On the closing weekend of NGV Triennial 2020, Brontë speaks with NGV Curator Myles Russell-Cook about her video installation EYE HEAR U MAGIK, currently on display in NGV Triennial, which explores how ancestral intuition has been passed down in the wake of colonisation.
Hannah Brontë is a practising visual artist based in Brisbane whose work includes music videos, banners and large-scale installations. Influenced by her work as a DJ and her fascination with the spoken word, she is conscious of intertwining the knowledge of all her ancestors in each work she creates. Brontë has recently drawn on holistic, spiritual and physical healers as consultants for her work, which led her to becoming a doula. She has also been unpacking intergenerational spiritual knowledge, which she feels is the beginning of a new direction within her practice. In addition to her work in the NGV Triennial, two of her works are held in the NGV Collection: Umma’s Tongue–molten at 6000°, 2017 and Heala, 2018.

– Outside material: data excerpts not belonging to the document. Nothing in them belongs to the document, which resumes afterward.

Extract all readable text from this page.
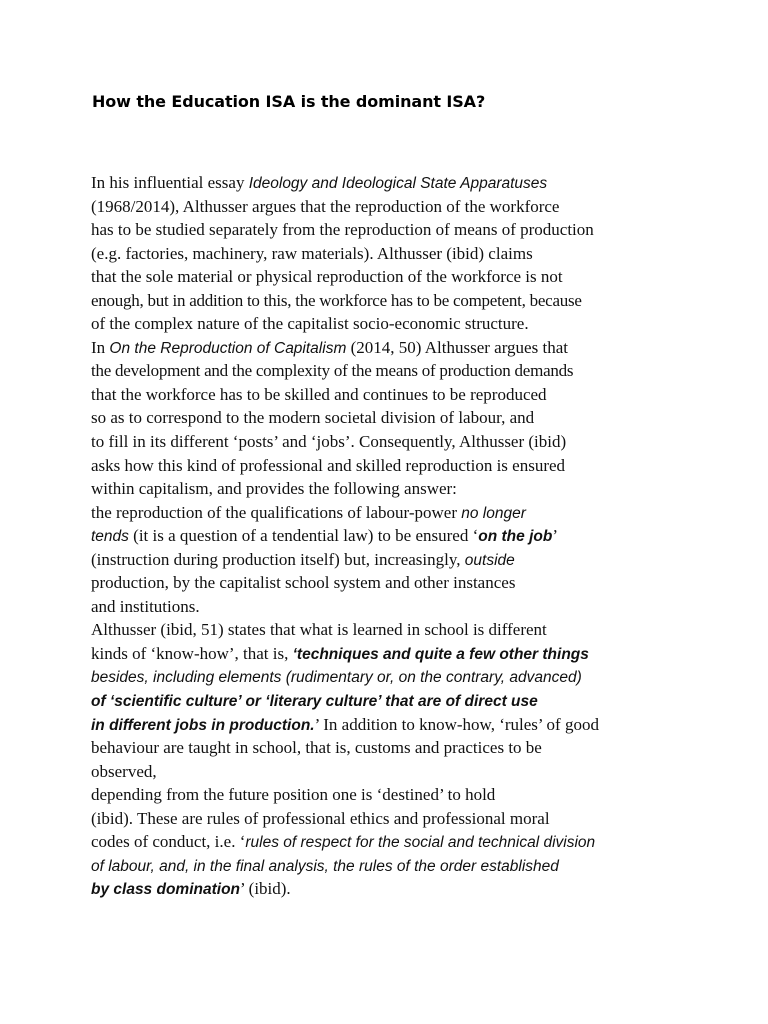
How the Education ISA is the dominant ISA?
In his influential essay Ideology and Ideological State Apparatuses
(1968/2014), Althusser argues that the reproduction of the workforce
has to be studied separately from the reproduction of means of production
(e.g. factories, machinery, raw materials). Althusser (ibid) claims
that the sole material or physical reproduction of the workforce is not
enough, but in addition to this, the workforce has to be competent, because
of the complex nature of the capitalist socio-economic structure.
In On the Reproduction of Capitalism (2014, 50) Althusser argues that
the development and the complexity of the means of production demands
that the workforce has to be skilled and continues to be reproduced
so as to correspond to the modern societal division of labour, and
to fill in its different ‘posts’ and ‘jobs’. Consequently, Althusser (ibid)
asks how this kind of professional and skilled reproduction is ensured
within capitalism, and provides the following answer:
the reproduction of the qualifications of labour-power no longer
tends (it is a question of a tendential law) to be ensured ‘on the job’
(instruction during production itself) but, increasingly, outside
production, by the capitalist school system and other instances
and institutions.
Althusser (ibid, 51) states that what is learned in school is different
kinds of ‘know-how’, that is, ‘techniques and quite a few other things
besides, including elements (rudimentary or, on the contrary, advanced)
of ‘scientific culture’ or ‘literary culture’ that are of direct use
in different jobs in production.’ In addition to know-how, ‘rules’ of good
behaviour are taught in school, that is, customs and practices to be
observed,
depending from the future position one is ‘destined’ to hold
(ibid). These are rules of professional ethics and professional moral
codes of conduct, i.e. ‘rules of respect for the social and technical division
of labour, and, in the final analysis, the rules of the order established
by class domination’ (ibid).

Myles Russell-Cook is Curator of Indigenous Art at the National Gallery of Victoria (NGV). Myles’s passion is for First Nations contemporary art. He has published extensively on art, design and fashion, and curated a number of exhibitions at the NGV. Myles derives much personal and professional influence and inspiration from his maternal Aboriginal heritage in Western Victoria with connections into Tasmania and the Bass Strait Islands.